Don’t look for indictments in Andrew Cuomo’s case against the accounting firm. That could kill the business, and no one wants that.
If you’re going to screw up, make sure you’re working at a company that regulators aren’t going to allow to fail. That’s the lesson not only for big financial companies, but for the Final Four big national accounting firms as well.
Take Ernst & Young, which is a target of New York attorney general Andrew Cuomo for its alleged role in helping Lehman Brothers produce misleading financial statements before it collapsed two years ago.
People are baying for criminal indictments of big names for their roles — make that alleged roles — in the financial meltdown and ensuing horrible recession. But unless Cuomo or his successor as AG, Eric Schneiderman, have totally lost their senses, they’re not going to indict E&Y, the nation’s second-largest accounting firm.
They’ll try to get it to agree to fines and penalties, as well they should. But it’s hard to imagine them indicting the firm.
Why do I say that? Because in the accounting world, being indicted puts you out of business as customers and partners flee, and you lose some of your licenses that allow you to do business. And I don’t think any sentient regulator wants to run the risk of E&Y going out of business.
Call it the Arthur Andersen effect. Andersen, you may recall, was indicted and convicted in 2002 for its role in the collapse of Enron. Just being indicted destroyed the firm, because partners and clients fled. By the time Andersen won on appeal, it was a husk of its former self, and what had been the Big Five accounting firms had become the Final Four.
Having the Final Four dwindle to the Terminal Three would increase an already unhealthy concentration among the nation’s accounting firms, according to Emilie Feldman, an assistant professor at the University of Pennsylvania’s Wharton School.
Five years ago, I wrote a column based on her then-unpublished paper that said that having the Final Four absorb Andersen’s business would have violated anti-trust guidelines had it involved a sale rather than a collapse.
So I asked Feldman — disclosure: her family and mine are close friends — to calculate the effect of the demise of E&Y. The answer: It would be even worse than the collapse of Andersen. “The increased concentration would clearly violate the guidelines,” she told me.
By Feldman’s math, a collapse of E&Y and assumption of its business by the Terminal Three would add 733 points to the Herfindahl-Hirschmann Index, which antitrust experts use to measure business concentration. The industry is already so concentrated that any increase of more than 50 points would violate guidelines and bring on an investigation.
Andersen’s collapse, she said, increased the index by 455 points. Her paper, “A Basic Quantification of the Competitive Implications of the Demise of Arthur Andersen,” was published in 2006 in the Review of Industrial Organization.
I’m not saying that E&Y doesn’t deserve to fail, or that its partners shouldn’t be punished severely. What I am saying is that we need to handle E&Y much more intelligently than we handled Andersen.

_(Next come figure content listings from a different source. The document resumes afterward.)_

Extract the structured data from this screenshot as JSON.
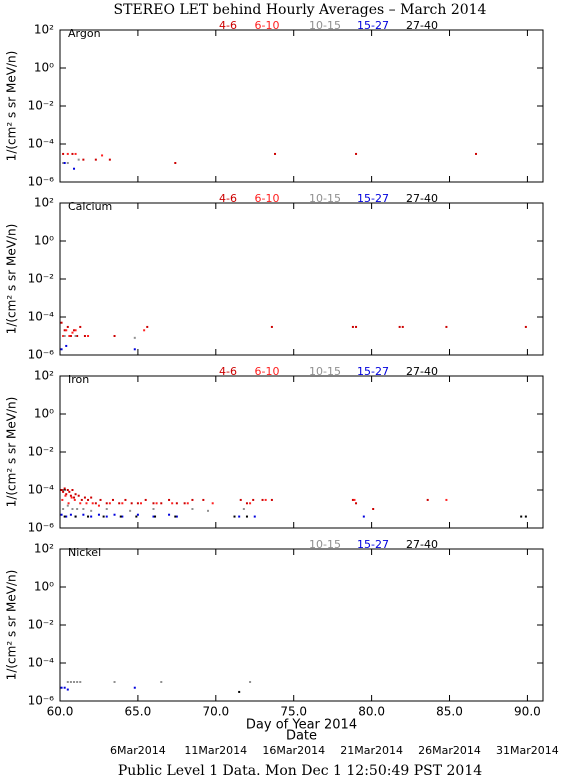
{
  "title": "STEREO LET behind Hourly Averages – March 2014",
  "footer": "Public Level 1 Data. Mon Dec  1 12:50:49 PST 2014",
  "chart_data": [
    {
      "type": "scatter",
      "title": "Argon",
      "ylabel": "1/(cm² s sr MeV/n)",
      "xlim": [
        60,
        91
      ],
      "ylim": [
        1e-06,
        100
      ],
      "log_y": true,
      "yticks": [
        {
          "value": 100,
          "label": "10²"
        },
        {
          "value": 1,
          "label": "10⁰"
        },
        {
          "value": 0.01,
          "label": "10⁻²"
        },
        {
          "value": 0.0001,
          "label": "10⁻⁴"
        },
        {
          "value": 1e-06,
          "label": "10⁻⁶"
        }
      ],
      "series": [
        {
          "name": "4-6",
          "color": "#cc0000",
          "x": [
            60.2,
            60.8,
            61.5,
            62.3,
            63.2,
            67.4,
            73.8,
            79.0,
            86.7
          ],
          "values": [
            3e-05,
            3e-05,
            1.5e-05,
            1.5e-05,
            1.5e-05,
            1e-05,
            3e-05,
            3e-05,
            3e-05
          ]
        },
        {
          "name": "6-10",
          "color": "#ff2020",
          "x": [
            60.5,
            61.0,
            62.7
          ],
          "values": [
            3e-05,
            3e-05,
            2.5e-05
          ]
        },
        {
          "name": "10-15",
          "color": "#909090",
          "x": [
            60.2,
            60.5,
            61.2
          ],
          "values": [
            1e-05,
            1e-05,
            1.5e-05
          ]
        },
        {
          "name": "15-27",
          "color": "#0000dd",
          "x": [
            60.3,
            60.9
          ],
          "values": [
            1e-05,
            5e-06
          ]
        },
        {
          "name": "27-40",
          "color": "#000000",
          "x": [],
          "values": []
        }
      ]
    },
    {
      "type": "scatter",
      "title": "Calcium",
      "ylabel": "1/(cm² s sr MeV/n)",
      "xlim": [
        60,
        91
      ],
      "ylim": [
        1e-06,
        100
      ],
      "log_y": true,
      "yticks": [
        {
          "value": 100,
          "label": "10²"
        },
        {
          "value": 1,
          "label": "10⁰"
        },
        {
          "value": 0.01,
          "label": "10⁻²"
        },
        {
          "value": 0.0001,
          "label": "10⁻⁴"
        },
        {
          "value": 1e-06,
          "label": "10⁻⁶"
        }
      ],
      "series": [
        {
          "name": "4-6",
          "color": "#cc0000",
          "x": [
            60.1,
            60.3,
            60.5,
            60.7,
            60.9,
            61.1,
            61.3,
            61.6,
            63.5,
            65.6,
            73.6,
            78.8,
            79.0,
            81.8,
            82.0,
            84.8,
            89.9
          ],
          "values": [
            5e-05,
            2e-05,
            3e-05,
            1e-05,
            2e-05,
            1e-05,
            3e-05,
            1e-05,
            1e-05,
            3e-05,
            3e-05,
            3e-05,
            3e-05,
            3e-05,
            3e-05,
            3e-05,
            3e-05
          ]
        },
        {
          "name": "6-10",
          "color": "#ff2020",
          "x": [
            60.2,
            60.4,
            60.6,
            60.8,
            61.0,
            61.8,
            65.4
          ],
          "values": [
            1e-05,
            2e-05,
            1e-05,
            1.5e-05,
            2e-05,
            1e-05,
            2e-05
          ]
        },
        {
          "name": "10-15",
          "color": "#909090",
          "x": [
            60.3,
            61.0,
            64.8
          ],
          "values": [
            1e-05,
            1e-05,
            8e-06
          ]
        },
        {
          "name": "15-27",
          "color": "#0000dd",
          "x": [
            60.1,
            60.4,
            64.8
          ],
          "values": [
            2e-06,
            3e-06,
            2e-06
          ]
        },
        {
          "name": "27-40",
          "color": "#000000",
          "x": [],
          "values": []
        }
      ]
    },
    {
      "type": "scatter",
      "title": "Iron",
      "ylabel": "1/(cm² s sr MeV/n)",
      "xlim": [
        60,
        91
      ],
      "ylim": [
        1e-06,
        100
      ],
      "log_y": true,
      "yticks": [
        {
          "value": 100,
          "label": "10²"
        },
        {
          "value": 1,
          "label": "10⁰"
        },
        {
          "value": 0.01,
          "label": "10⁻²"
        },
        {
          "value": 0.0001,
          "label": "10⁻⁴"
        },
        {
          "value": 1e-06,
          "label": "10⁻⁶"
        }
      ],
      "series": [
        {
          "name": "4-6",
          "color": "#cc0000",
          "x": [
            60.1,
            60.2,
            60.3,
            60.4,
            60.5,
            60.6,
            60.7,
            60.8,
            60.9,
            61.0,
            61.2,
            61.4,
            61.6,
            61.8,
            62.0,
            62.3,
            62.6,
            63.0,
            63.4,
            63.8,
            64.2,
            64.6,
            65.0,
            65.5,
            66.0,
            66.5,
            67.0,
            67.5,
            68.0,
            68.5,
            69.2,
            71.6,
            72.0,
            72.4,
            73.0,
            73.6,
            78.8,
            79.0,
            80.1,
            83.6
          ],
          "values": [
            0.0001,
            8e-05,
            0.00012,
            6e-05,
            0.0001,
            8e-05,
            5e-05,
            0.0001,
            4e-05,
            6e-05,
            5e-05,
            3e-05,
            4e-05,
            3e-05,
            4e-05,
            2e-05,
            3e-05,
            2e-05,
            3e-05,
            2e-05,
            3e-05,
            2e-05,
            2e-05,
            3e-05,
            2e-05,
            2e-05,
            3e-05,
            2e-05,
            2e-05,
            3e-05,
            3e-05,
            3e-05,
            2e-05,
            3e-05,
            3e-05,
            3e-05,
            3e-05,
            2e-05,
            1e-05,
            3e-05
          ]
        },
        {
          "name": "6-10",
          "color": "#ff2020",
          "x": [
            60.15,
            60.35,
            60.55,
            60.75,
            60.95,
            61.3,
            61.7,
            62.1,
            62.5,
            63.2,
            64.0,
            65.2,
            66.2,
            67.2,
            68.2,
            69.8,
            72.2,
            73.2,
            78.9,
            84.8
          ],
          "values": [
            3e-05,
            5e-05,
            2e-05,
            4e-05,
            3e-05,
            2e-05,
            2e-05,
            2e-05,
            1.5e-05,
            2e-05,
            2e-05,
            2e-05,
            2e-05,
            2e-05,
            2e-05,
            2e-05,
            2e-05,
            3e-05,
            3e-05,
            3e-05
          ]
        },
        {
          "name": "10-15",
          "color": "#909090",
          "x": [
            60.2,
            60.5,
            60.8,
            61.1,
            61.5,
            62.0,
            63.0,
            64.5,
            66.0,
            68.5,
            69.5,
            71.8
          ],
          "values": [
            1e-05,
            1.5e-05,
            1e-05,
            1e-05,
            1e-05,
            8e-06,
            1e-05,
            8e-06,
            1e-05,
            1e-05,
            8e-06,
            1e-05
          ]
        },
        {
          "name": "15-27",
          "color": "#0000dd",
          "x": [
            60.1,
            60.4,
            60.7,
            61.0,
            61.5,
            62.0,
            62.5,
            63.0,
            63.5,
            64.0,
            65.0,
            66.0,
            67.0,
            67.5,
            71.5,
            72.5,
            79.5
          ],
          "values": [
            5e-06,
            4e-06,
            5e-06,
            4e-06,
            5e-06,
            4e-06,
            5e-06,
            4e-06,
            5e-06,
            4e-06,
            5e-06,
            4e-06,
            5e-06,
            4e-06,
            4e-06,
            4e-06,
            4e-06
          ]
        },
        {
          "name": "27-40",
          "color": "#000000",
          "x": [
            60.3,
            61.0,
            61.8,
            62.8,
            63.9,
            64.9,
            66.1,
            67.4,
            71.2,
            72.0,
            89.6,
            89.9
          ],
          "values": [
            4e-06,
            4e-06,
            4e-06,
            4e-06,
            4e-06,
            4e-06,
            4e-06,
            4e-06,
            4e-06,
            4e-06,
            4e-06,
            4e-06
          ]
        }
      ]
    },
    {
      "type": "scatter",
      "title": "Nickel",
      "ylabel": "1/(cm² s sr MeV/n)",
      "xlim": [
        60,
        91
      ],
      "ylim": [
        1e-06,
        100
      ],
      "log_y": true,
      "xlabel": "Day of Year 2014",
      "date_label": "Date",
      "xticks": [
        {
          "value": 60,
          "label": "60.0"
        },
        {
          "value": 65,
          "label": "65.0"
        },
        {
          "value": 70,
          "label": "70.0"
        },
        {
          "value": 75,
          "label": "75.0"
        },
        {
          "value": 80,
          "label": "80.0"
        },
        {
          "value": 85,
          "label": "85.0"
        },
        {
          "value": 90,
          "label": "90.0"
        }
      ],
      "date_ticks": [
        {
          "value": 65,
          "label": "6Mar2014"
        },
        {
          "value": 70,
          "label": "11Mar2014"
        },
        {
          "value": 75,
          "label": "16Mar2014"
        },
        {
          "value": 80,
          "label": "21Mar2014"
        },
        {
          "value": 85,
          "label": "26Mar2014"
        },
        {
          "value": 90,
          "label": "31Mar2014"
        }
      ],
      "yticks": [
        {
          "value": 100,
          "label": "10²"
        },
        {
          "value": 1,
          "label": "10⁰"
        },
        {
          "value": 0.01,
          "label": "10⁻²"
        },
        {
          "value": 0.0001,
          "label": "10⁻⁴"
        },
        {
          "value": 1e-06,
          "label": "10⁻⁶"
        }
      ],
      "series": [
        {
          "name": "10-15",
          "color": "#909090",
          "x": [
            60.5,
            60.7,
            60.9,
            61.1,
            61.3,
            63.5,
            66.5,
            72.2
          ],
          "values": [
            1e-05,
            1e-05,
            1e-05,
            1e-05,
            1e-05,
            1e-05,
            1e-05,
            1e-05
          ]
        },
        {
          "name": "15-27",
          "color": "#0000dd",
          "x": [
            60.1,
            60.3,
            60.5,
            64.8
          ],
          "values": [
            5e-06,
            5e-06,
            4e-06,
            5e-06
          ]
        },
        {
          "name": "27-40",
          "color": "#000000",
          "x": [
            71.5
          ],
          "values": [
            3e-06
          ]
        }
      ]
    }
  ]
}
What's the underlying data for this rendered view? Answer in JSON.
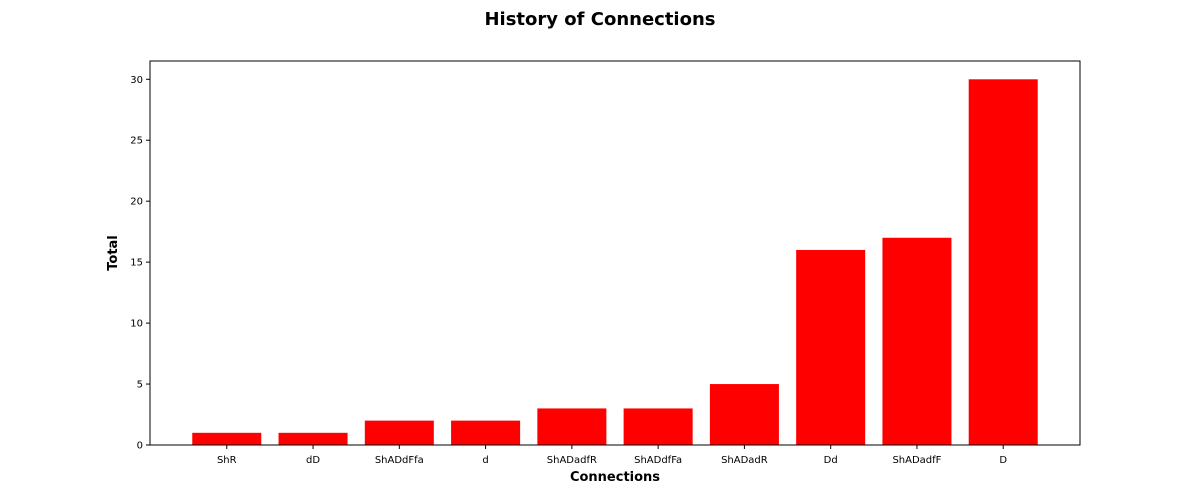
{
  "chart_data": {
    "type": "bar",
    "title": "History of Connections",
    "xlabel": "Connections",
    "ylabel": "Total",
    "categories": [
      "ShR",
      "dD",
      "ShADdFfa",
      "d",
      "ShADadfR",
      "ShADdfFa",
      "ShADadR",
      "Dd",
      "ShADadfF",
      "D"
    ],
    "values": [
      1,
      1,
      2,
      2,
      3,
      3,
      5,
      16,
      17,
      30
    ],
    "ylim": [
      0,
      31.5
    ],
    "yticks": [
      0,
      5,
      10,
      15,
      20,
      25,
      30
    ],
    "grid": false,
    "legend": "none",
    "bar_color": "#ff0000"
  }
}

The logical way to deal with Andersen’s Enron role was to split the firm into a good firm with an accounting business that could be recapitalized with new money; and a bad firm that would have been allowed to fail and take the partners’ money down with it. That would have produced serious consequences to Andersen and its partners, but we’d still have five big national accounting firms rather than four.
We sure don’t want to go down to three. You can bet that the SEC and the publicly traded firms that hire big nationally recognized accountants don’t want to lose E&Y, either.
So my bet is that E&Y gets whacked, fined, and punished — but is allowed to stay in business. You don’t have to be Citi
or Bank of America
to be too big to be allowed to fail.